Code Profiling
A code profiler provides information about how much time each line of a program takes to run.
- This information is helpful for effectively speeding up code execution time.
- There are various profilers available for Python. A recommendation is line_profiler ( https://github.com/pyutils/line_profiler).
Install line_profiler
Use the PyTorch container:
module load apptainer pytorch
apptainer exec $CONTAINERDIR/pytorch-2.0.1.sif pip install line_profiler
Use the TensorFlow container:
module load apptainer tensorflow
apptainer exec $CONTAINERDIR/tensorflow-2.13.0.sif pip install line_profiler
Outside of a container:
pip install --user line_profiler
Run line_profiler
- In the code file, include the import statement as below and use
@profile
to decorate the functions you would like to profile:
from line_profiler import profile
...
@profile
def fcn_to_profile(arg1, arg2, ...):
...
- Run line_profiler, use the
--nv
flag for GPU use
- Pytorch:
LINE_PROFILE=1 apptainer run --nv $CONTAINERDIR/pytorch-2.0.1.sif file_name.py
- Tensorflow:
LINE_PROFILE=1 apptainer run --nv $CONTAINERDIR/tensorflow-2.13.0.sif file_name.py
- Profiler results will be printed out into two text files (the files are the same): profile_output.txt and profile_output_[TIMESTAMP].txt.

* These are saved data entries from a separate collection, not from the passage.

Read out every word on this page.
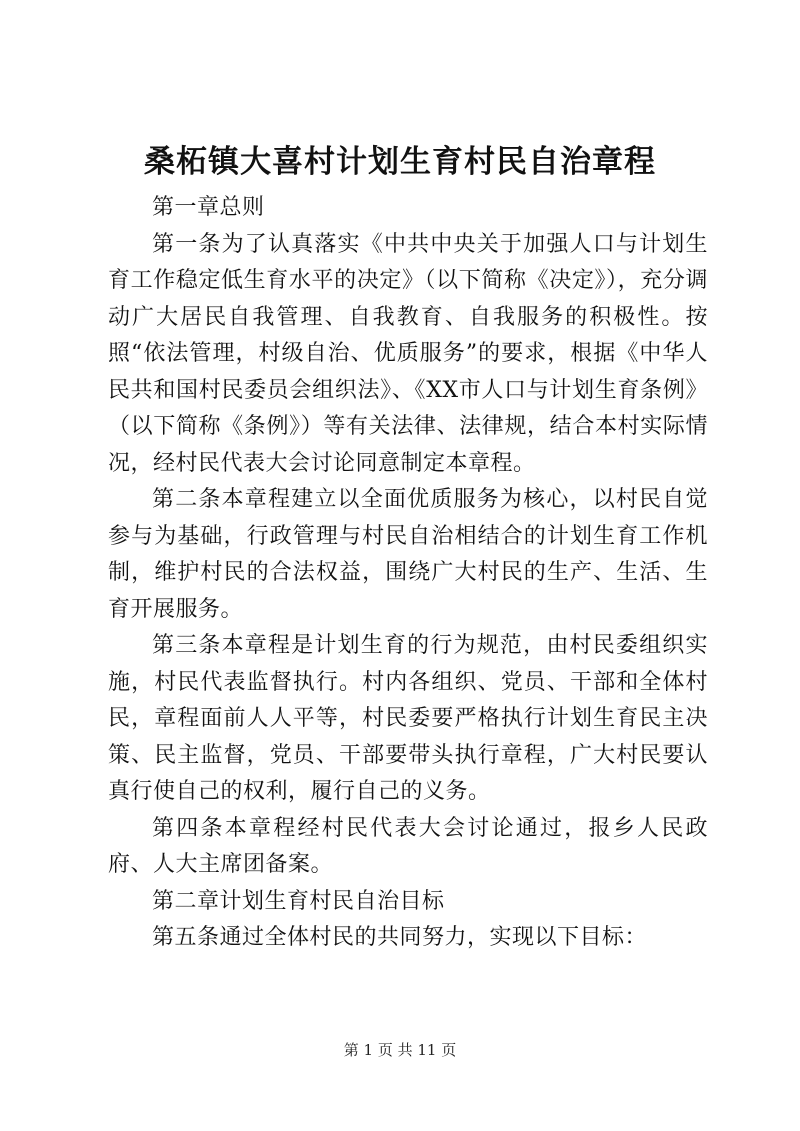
桑柘镇大喜村计划生育村民自治章程

第一章总则

第一条为了认真落实《中共中央关于加强人口与计划生育工作稳定低生育水平的决定》（以下简称《决定》），充分调动广大居民自我管理、自我教育、自我服务的积极性。按照“依法管理，村级自治、优质服务”的要求，根据《中华人民共和国村民委员会组织法》、《XX市人口与计划生育条例》（以下简称《条例》）等有关法律、法律规，结合本村实际情况，经村民代表大会讨论同意制定本章程。

第二条本章程建立以全面优质服务为核心，以村民自觉参与为基础，行政管理与村民自治相结合的计划生育工作机制，维护村民的合法权益，围绕广大村民的生产、生活、生育开展服务。

第三条本章程是计划生育的行为规范，由村民委组织实施，村民代表监督执行。村内各组织、党员、干部和全体村民，章程面前人人平等，村民委要严格执行计划生育民主决策、民主监督，党员、干部要带头执行章程，广大村民要认真行使自己的权利，履行自己的义务。

第四条本章程经村民代表大会讨论通过，报乡人民政府、人大主席团备案。

第二章计划生育村民自治目标

第五条通过全体村民的共同努力，实现以下目标：

第 1 页 共 11 页
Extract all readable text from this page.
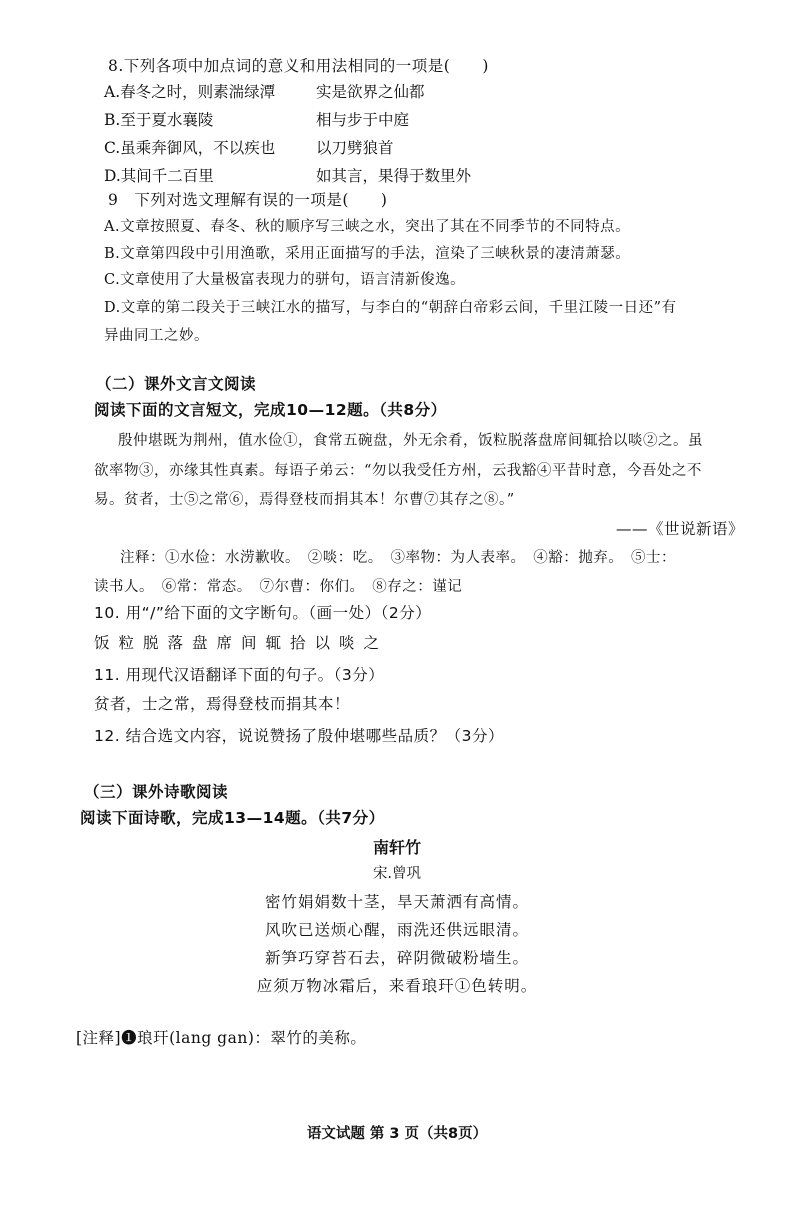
8.下列各项中加点词的意义和用法相同的一项是(　　)
A.春冬之时，则素湍绿潭	实是欲界之仙都
B.至于夏水襄陵	相与步于中庭
C.虽乘奔御风，不以疾也	以刀劈狼首
D.其间千二百里	如其言，果得于数里外
9　下列对选文理解有误的一项是(　　)
A.文章按照夏、春冬、秋的顺序写三峡之水，突出了其在不同季节的不同特点。
B.文章第四段中引用渔歌，采用正面描写的手法，渲染了三峡秋景的凄清萧瑟。
C.文章使用了大量极富表现力的骈句，语言清新俊逸。
D.文章的第二段关于三峡江水的描写，与李白的“朝辞白帝彩云间，千里江陵一日还”有
异曲同工之妙。
（二）课外文言文阅读
阅读下面的文言短文，完成10—12题。（共8分）
殷仲堪既为荆州，值水俭①，食常五碗盘，外无余肴，饭粒脱落盘席间辄拾以啖②之。虽
欲率物③，亦缘其性真素。每语子弟云：“勿以我受任方州，云我豁④平昔时意，今吾处之不
易。贫者，士⑤之常⑥，焉得登枝而捐其本！尔曹⑦其存之⑧。”
——《世说新语》
注释：①水俭：水涝歉收。　②啖：吃。　③率物：为人表率。　④豁：抛弃。　⑤士：
读书人。　⑥常：常态。　⑦尔曹：你们。　⑧存之：谨记
10. 用“/”给下面的文字断句。（画一处）（2分）
饭粒脱落盘席间辄拾以啖之
11. 用现代汉语翻译下面的句子。（3分）
贫者，士之常，焉得登枝而捐其本！
12. 结合选文内容，说说赞扬了殷仲堪哪些品质？（3分）
（三）课外诗歌阅读
阅读下面诗歌，完成13—14题。（共7分）
南轩竹
宋.曾巩
密竹娟娟数十茎，旱天萧洒有高情。
风吹已送烦心醒，雨洗还供远眼清。
新笋巧穿苔石去，碎阴微破粉墙生。
应须万物冰霜后，来看琅玕①色转明。
[注释]❶琅玕(lang gan)：翠竹的美称。
语文试题 第 3 页（共8页）
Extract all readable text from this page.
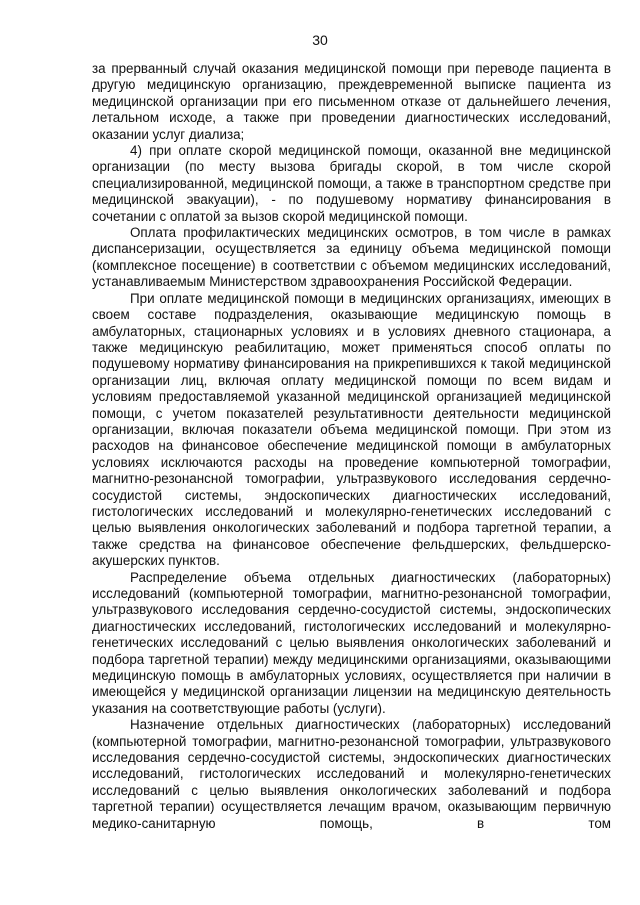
30

за прерванный случай оказания медицинской помощи при переводе пациента в другую медицинскую организацию, преждевременной выписке пациента из медицинской организации при его письменном отказе от дальнейшего лечения, летальном исходе, а также при проведении диагностических исследований, оказании услуг диализа;

4) при оплате скорой медицинской помощи, оказанной вне медицинской организации (по месту вызова бригады скорой, в том числе скорой специализированной, медицинской помощи, а также в транспортном средстве при медицинской эвакуации), - по подушевому нормативу финансирования в сочетании с оплатой за вызов скорой медицинской помощи.

Оплата профилактических медицинских осмотров, в том числе в рамках диспансеризации, осуществляется за единицу объема медицинской помощи (комплексное посещение) в соответствии с объемом медицинских исследований, устанавливаемым Министерством здравоохранения Российской Федерации.

При оплате медицинской помощи в медицинских организациях, имеющих в своем составе подразделения, оказывающие медицинскую помощь в амбулаторных, стационарных условиях и в условиях дневного стационара, а также медицинскую реабилитацию, может применяться способ оплаты по подушевому нормативу финансирования на прикрепившихся к такой медицинской организации лиц, включая оплату медицинской помощи по всем видам и условиям предоставляемой указанной медицинской организацией медицинской помощи, с учетом показателей результативности деятельности медицинской организации, включая показатели объема медицинской помощи. При этом из расходов на финансовое обеспечение медицинской помощи в амбулаторных условиях исключаются расходы на проведение компьютерной томографии, магнитно-резонансной томографии, ультразвукового исследования сердечно-сосудистой системы, эндоскопических диагностических исследований, гистологических исследований и молекулярно-генетических исследований с целью выявления онкологических заболеваний и подбора таргетной терапии, а также средства на финансовое обеспечение фельдшерских, фельдшерско-акушерских пунктов.

Распределение объема отдельных диагностических (лабораторных) исследований (компьютерной томографии, магнитно-резонансной томографии, ультразвукового исследования сердечно-сосудистой системы, эндоскопических диагностических исследований, гистологических исследований и молекулярно-генетических исследований с целью выявления онкологических заболеваний и подбора таргетной терапии) между медицинскими организациями, оказывающими медицинскую помощь в амбулаторных условиях, осуществляется при наличии в имеющейся у медицинской организации лицензии на медицинскую деятельность указания на соответствующие работы (услуги).

Назначение отдельных диагностических (лабораторных) исследований (компьютерной томографии, магнитно-резонансной томографии, ультразвукового исследования сердечно-сосудистой системы, эндоскопических диагностических исследований, гистологических исследований и молекулярно-генетических исследований с целью выявления онкологических заболеваний и подбора таргетной терапии) осуществляется лечащим врачом, оказывающим первичную медико-санитарную помощь, в том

Visit the Line Profiler documentation for more information.
Notes:
- Running the command without
LINE_PROFILE=1
will just runfile_name.py
but not profile it. line_profiler
has a very slight overhead (for code run on GPU). Some notive more of a slow down on strictly CPU code (~40 more seconds for code that should run in ~160 seconds).
Check Your Knowledge
- Install line_profiler.
- Use line_profiler to profile the function “train” in example1.py.
- While the code is running, open a terminal and watch the nvidia-smi output.
- How was the GPU utilization?
- Which line takes the longest to run? Does this surprise you?
- What would you suggest we do to increase the efficiency of the code?